So I got a comment from a guy in Jersey.. Seems he's also trying to build a homebuilt pinball, but he's electrical (I'm mechanical). His blog is over here:
Like most people, he's also tired of Stern's regurgitated pinball layouts (which is honestly sad considering the talent there, steve ritchie, gomez, borg). You just know that Gary Stern has different thoughts on the pinball business than the designers (I.E. he has to make a profit, pay the bills, push the next pinball out the door before code is done). If GOOD pinball is so hard to do in volumes of a couple thousand (or less), then how is it that Jersey Jack is building the most innovative thing pinball has seen in 20 years, and at the price point of a limited edition Stern? Could it be that Stern just has too much overhead?
Anyway, makes me wonder if we could team up.. Or at the very least, if someone like him could provide a CPU/display for someone like me that has everything covered but the logic. Yes, I can buy a P-roc, and good luck trying to program it, much less write a ruleset. The predator guys in michigan might have figured it out, but anything code-related has my brains turned to mush in about 5 minutes.
I know I haven't exactly kept this blog updated (I also have a dead MAME blog)
But I've also been restoring two pinballs (I also run a pinball club, and I need pins to host)
I also have a messy basement, which is just recently getting to the point where I could have guests down there without feeling embarrassed by the mess.

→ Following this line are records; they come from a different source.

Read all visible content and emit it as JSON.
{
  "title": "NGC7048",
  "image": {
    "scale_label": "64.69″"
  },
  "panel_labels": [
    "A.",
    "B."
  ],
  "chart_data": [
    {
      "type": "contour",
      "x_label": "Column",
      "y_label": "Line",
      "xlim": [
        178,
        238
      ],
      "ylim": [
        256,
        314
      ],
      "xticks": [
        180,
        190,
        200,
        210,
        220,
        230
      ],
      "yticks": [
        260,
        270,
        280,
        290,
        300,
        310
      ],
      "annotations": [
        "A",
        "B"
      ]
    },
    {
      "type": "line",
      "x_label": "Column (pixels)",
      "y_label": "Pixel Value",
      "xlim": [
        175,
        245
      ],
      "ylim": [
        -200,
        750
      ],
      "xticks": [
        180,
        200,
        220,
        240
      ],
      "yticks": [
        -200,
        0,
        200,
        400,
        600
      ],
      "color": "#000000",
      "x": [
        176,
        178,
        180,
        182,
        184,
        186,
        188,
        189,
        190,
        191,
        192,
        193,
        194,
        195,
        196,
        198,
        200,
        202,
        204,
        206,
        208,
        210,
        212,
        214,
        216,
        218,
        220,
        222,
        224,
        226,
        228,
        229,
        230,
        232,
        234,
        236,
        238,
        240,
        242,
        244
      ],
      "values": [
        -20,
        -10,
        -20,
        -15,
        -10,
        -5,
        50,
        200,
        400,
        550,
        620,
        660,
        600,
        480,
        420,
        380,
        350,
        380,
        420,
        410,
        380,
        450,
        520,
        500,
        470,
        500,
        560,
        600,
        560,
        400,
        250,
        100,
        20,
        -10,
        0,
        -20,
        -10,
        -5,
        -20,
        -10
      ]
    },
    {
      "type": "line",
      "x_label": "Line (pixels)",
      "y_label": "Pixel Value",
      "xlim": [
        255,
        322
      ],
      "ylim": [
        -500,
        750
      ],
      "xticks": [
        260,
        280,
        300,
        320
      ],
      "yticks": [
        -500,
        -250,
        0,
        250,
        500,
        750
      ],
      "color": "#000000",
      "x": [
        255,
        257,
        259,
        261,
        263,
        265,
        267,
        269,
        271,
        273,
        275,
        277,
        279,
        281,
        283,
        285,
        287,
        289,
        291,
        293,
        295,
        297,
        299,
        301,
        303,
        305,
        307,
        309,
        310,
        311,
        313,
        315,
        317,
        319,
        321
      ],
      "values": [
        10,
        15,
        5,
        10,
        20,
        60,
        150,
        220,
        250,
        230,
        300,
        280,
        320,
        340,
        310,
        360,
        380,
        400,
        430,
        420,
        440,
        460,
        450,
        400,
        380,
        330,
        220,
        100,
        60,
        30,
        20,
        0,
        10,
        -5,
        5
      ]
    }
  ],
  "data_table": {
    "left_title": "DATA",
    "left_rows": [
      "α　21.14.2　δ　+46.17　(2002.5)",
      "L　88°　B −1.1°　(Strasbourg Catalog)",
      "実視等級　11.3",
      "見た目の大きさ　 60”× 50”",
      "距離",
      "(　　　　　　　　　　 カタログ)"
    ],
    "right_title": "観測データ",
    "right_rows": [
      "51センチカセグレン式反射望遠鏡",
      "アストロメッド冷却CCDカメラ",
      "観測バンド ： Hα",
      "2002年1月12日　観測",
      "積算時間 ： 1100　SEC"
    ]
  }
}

I'm always thinking about how I want to do mechanisms, even if I haven't drawn a thing. I've actually got the flipper mechanisms modeled up 90% now, and I think it's going to work well. Basically I will have a spring loaded side button that turns a spindle, and that spindle will connect to one, two, however many flippers I want on that side. Potentially (since I have a mechanical actuated motion now), I could have another button act as a master actuator. Say I want to pop something on the playfield, like spose I want to pop a ball up a wire-ramp. Pop a secondary button, and send that ball up the ramp. What's that you say? How can a simple mechanical button press send a ball flying up? Think mechanical advantage! Imagine a see-saw, but the center isn't centered. Put the fulcrum offset, and hit the short end, what happens? The longer side has a much greater arm with greater motion, from a short throw. Now you have some serious thrust!
Any mechanical pins I do will be wood, in fact I've considered doing some sort of inlay design for artwork. I want it to be raw, and feel quality, like an amish built the thing (and I do have amish connections if I ever wanted to produce some), but still have that modern feel.
One thing I want to do for sure once it becomes electrical is use Lexan for the playfield. Might sound crazy, but Lexan is extremely durable, and very stiff (same material clear basketball backglass is made of). It keeps the artwork protected (playfield scratched? buff it out, the artwork is nowhere nearby). Speaking of durable, how many old playfields do you see where paint is flaking from the wood planking? That's the wood absorbing moisture, Lexan can't absorb! Also I've yet to see Lexan strip (unless you REALLY try). How many times do you see playfields with stripped holes?
As other projects finish up, or I find spare time (lunch breaks, sitting at home in front of the computer), I will eventually get some of these mechs finalized and hopefully post some photos of solidworks renderings, maybe even some movies of the mechanisms moving.
Also, here's the logo I came up with if I ever formed a company:
PFA stands for Pinball For All. I want everyone in the world to have the opportunity to play such a wonderful game, and at $8k a piece there are a LOT of people that will never get to play one. Yes, there is the used market, but with people hoarding them in their private collections, even used ones are often going for $1k-$12k depending on rarity.